Moving away from the paths, boundaries, and chains of thought conjured up by lines, Holten explores the potential of the simplest means of registering presence—a dot. The five stolid black rectangles inscribed here and dusted with various white pigments constitute a subset titled “Constellation (Earth at Night—varying latitudes and longitudes)” (2014), part of a continuing series of drawings that were recently exhibited at Van Horn in Düsseldorf last fall. The works are primarily drawn with fossil chalk from the Cretaceous era collected by Holten and play with implication—not just an aesthetic game of “connect the dots” cued by the title, but the theoretical use-value of points—as sites of human activity and habitation, the delineation of hazy regions: the origin of mapmaking. These coagulated glowing nodes could be anything from phosphorescent jellyfish to bacteria or neurons, but the title makes it clear they are locations on the earth at night, spinning the drawing into a mirror of itself—a constellation on land observed from the sky. The image of Missoula, Montana has only traces of light, and the figure/ground relationship between the imagined “void” and the few “stars” is convincing as a star map of an empty sector of the galaxy.

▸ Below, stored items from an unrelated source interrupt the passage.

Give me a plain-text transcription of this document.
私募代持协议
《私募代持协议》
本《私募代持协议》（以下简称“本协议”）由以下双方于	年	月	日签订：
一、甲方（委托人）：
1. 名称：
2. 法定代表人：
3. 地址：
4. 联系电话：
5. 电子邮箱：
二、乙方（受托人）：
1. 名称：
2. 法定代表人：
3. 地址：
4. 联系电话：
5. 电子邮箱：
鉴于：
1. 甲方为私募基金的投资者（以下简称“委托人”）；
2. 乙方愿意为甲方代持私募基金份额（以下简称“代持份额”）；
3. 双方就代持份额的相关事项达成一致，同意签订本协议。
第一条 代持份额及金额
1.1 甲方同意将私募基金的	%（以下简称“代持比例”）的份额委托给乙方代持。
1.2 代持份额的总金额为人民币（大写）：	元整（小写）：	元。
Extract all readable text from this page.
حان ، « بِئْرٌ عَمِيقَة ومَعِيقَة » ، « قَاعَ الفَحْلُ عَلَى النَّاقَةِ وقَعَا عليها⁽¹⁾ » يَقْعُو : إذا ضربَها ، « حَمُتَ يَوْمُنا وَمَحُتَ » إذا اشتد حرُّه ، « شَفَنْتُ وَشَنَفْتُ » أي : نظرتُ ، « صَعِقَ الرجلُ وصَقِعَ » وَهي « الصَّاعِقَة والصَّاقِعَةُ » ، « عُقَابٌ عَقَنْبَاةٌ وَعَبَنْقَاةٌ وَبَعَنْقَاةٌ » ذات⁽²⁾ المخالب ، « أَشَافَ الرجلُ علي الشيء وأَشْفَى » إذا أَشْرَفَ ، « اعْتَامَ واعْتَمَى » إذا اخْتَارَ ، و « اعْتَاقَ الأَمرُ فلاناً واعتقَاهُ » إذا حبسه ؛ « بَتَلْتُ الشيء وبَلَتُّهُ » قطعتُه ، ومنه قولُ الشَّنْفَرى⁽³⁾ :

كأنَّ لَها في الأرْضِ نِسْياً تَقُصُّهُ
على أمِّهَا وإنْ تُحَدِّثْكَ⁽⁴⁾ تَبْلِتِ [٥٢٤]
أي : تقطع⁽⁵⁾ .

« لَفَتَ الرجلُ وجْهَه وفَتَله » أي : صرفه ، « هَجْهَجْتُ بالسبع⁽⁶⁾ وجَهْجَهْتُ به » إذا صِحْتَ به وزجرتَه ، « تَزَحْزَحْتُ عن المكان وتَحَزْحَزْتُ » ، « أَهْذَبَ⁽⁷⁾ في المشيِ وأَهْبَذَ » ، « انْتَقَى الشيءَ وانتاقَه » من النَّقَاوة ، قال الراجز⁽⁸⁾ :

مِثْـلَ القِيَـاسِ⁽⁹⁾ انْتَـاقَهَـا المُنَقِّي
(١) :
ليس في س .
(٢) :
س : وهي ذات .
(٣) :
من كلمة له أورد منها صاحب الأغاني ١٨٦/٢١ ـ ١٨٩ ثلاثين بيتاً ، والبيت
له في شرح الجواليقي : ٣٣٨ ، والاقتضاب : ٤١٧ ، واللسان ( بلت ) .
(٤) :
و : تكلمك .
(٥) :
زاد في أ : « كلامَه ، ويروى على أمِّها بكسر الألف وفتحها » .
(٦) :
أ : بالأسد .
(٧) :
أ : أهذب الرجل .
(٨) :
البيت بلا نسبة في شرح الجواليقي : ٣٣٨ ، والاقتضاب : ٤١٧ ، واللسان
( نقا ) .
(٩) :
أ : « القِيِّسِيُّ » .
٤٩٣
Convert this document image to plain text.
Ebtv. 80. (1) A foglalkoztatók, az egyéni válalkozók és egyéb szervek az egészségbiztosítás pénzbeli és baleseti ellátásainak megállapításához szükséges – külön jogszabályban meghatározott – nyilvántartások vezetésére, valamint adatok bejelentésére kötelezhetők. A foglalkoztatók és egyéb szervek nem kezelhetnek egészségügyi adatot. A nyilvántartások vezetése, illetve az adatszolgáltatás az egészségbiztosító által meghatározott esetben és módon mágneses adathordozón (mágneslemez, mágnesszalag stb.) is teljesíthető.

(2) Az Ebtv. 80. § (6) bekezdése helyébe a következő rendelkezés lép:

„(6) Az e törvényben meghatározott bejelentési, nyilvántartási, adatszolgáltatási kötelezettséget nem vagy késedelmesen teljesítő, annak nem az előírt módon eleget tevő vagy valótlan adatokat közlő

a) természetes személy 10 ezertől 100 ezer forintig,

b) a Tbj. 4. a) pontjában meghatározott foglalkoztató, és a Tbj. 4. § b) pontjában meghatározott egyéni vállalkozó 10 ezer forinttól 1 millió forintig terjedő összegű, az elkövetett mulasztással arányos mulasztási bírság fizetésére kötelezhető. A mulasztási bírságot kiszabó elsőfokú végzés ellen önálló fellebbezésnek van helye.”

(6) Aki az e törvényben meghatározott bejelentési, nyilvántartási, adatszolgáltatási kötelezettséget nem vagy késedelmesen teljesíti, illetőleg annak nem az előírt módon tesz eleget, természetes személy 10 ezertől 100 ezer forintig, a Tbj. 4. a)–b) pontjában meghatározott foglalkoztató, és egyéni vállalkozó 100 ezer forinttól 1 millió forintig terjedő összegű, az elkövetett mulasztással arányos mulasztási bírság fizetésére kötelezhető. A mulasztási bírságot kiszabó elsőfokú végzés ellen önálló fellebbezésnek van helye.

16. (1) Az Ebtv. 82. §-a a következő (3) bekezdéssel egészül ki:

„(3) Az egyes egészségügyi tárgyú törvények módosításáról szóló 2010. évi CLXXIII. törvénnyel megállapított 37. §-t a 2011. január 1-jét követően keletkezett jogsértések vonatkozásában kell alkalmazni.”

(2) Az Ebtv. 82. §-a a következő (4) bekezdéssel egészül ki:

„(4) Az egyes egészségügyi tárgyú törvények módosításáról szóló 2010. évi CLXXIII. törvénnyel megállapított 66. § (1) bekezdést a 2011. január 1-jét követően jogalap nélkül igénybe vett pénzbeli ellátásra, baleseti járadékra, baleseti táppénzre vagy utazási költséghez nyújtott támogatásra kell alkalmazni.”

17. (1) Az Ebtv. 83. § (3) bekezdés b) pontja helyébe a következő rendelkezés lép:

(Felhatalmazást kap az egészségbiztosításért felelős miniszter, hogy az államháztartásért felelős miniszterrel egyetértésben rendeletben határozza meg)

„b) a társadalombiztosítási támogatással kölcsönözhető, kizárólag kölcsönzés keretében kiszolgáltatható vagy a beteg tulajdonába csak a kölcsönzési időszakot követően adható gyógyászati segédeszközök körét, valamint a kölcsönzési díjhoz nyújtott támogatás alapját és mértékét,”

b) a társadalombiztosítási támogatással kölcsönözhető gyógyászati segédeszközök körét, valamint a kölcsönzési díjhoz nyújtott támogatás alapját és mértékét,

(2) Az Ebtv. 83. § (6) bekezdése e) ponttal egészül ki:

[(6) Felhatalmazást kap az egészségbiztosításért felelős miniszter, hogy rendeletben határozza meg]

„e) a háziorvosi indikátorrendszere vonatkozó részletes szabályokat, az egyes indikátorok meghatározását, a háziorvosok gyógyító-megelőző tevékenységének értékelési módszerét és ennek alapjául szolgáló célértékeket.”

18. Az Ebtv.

Conversely, the pearlescent dots that crisscross a drawing of Salina, Kansas pointedly deconstruct Holten’s visual pun on constellations. There is no way this can be stellar; it is clearly a wobbly but very organic or human-manufactured non-repeating pattern. Chains and trails bisect the canvas, indicating that as soon as we manufacture a constellation of our own, we regulate and suffocate it out of existence.

The “images” of the constellations inevitably refer back to the library of atlases that are piled up as part of “Walks.” There is a hermetic interconnectivity between all of Holten’s projects, one endless spiraling walk that the artist is taking over as much terrain that defines the closed system of life and geography of the planet. Sartori follows a more linear path; she finds the lines within systems: music, movement, form, and generation in general. Sometimes the line makes the movement, sometimes vice versa. Linea presents a pair of artists who repeatedly intersect in their practices and in the space of the gallery, trading visual cues as frequently as kernel ideas. There are no parallel lines here.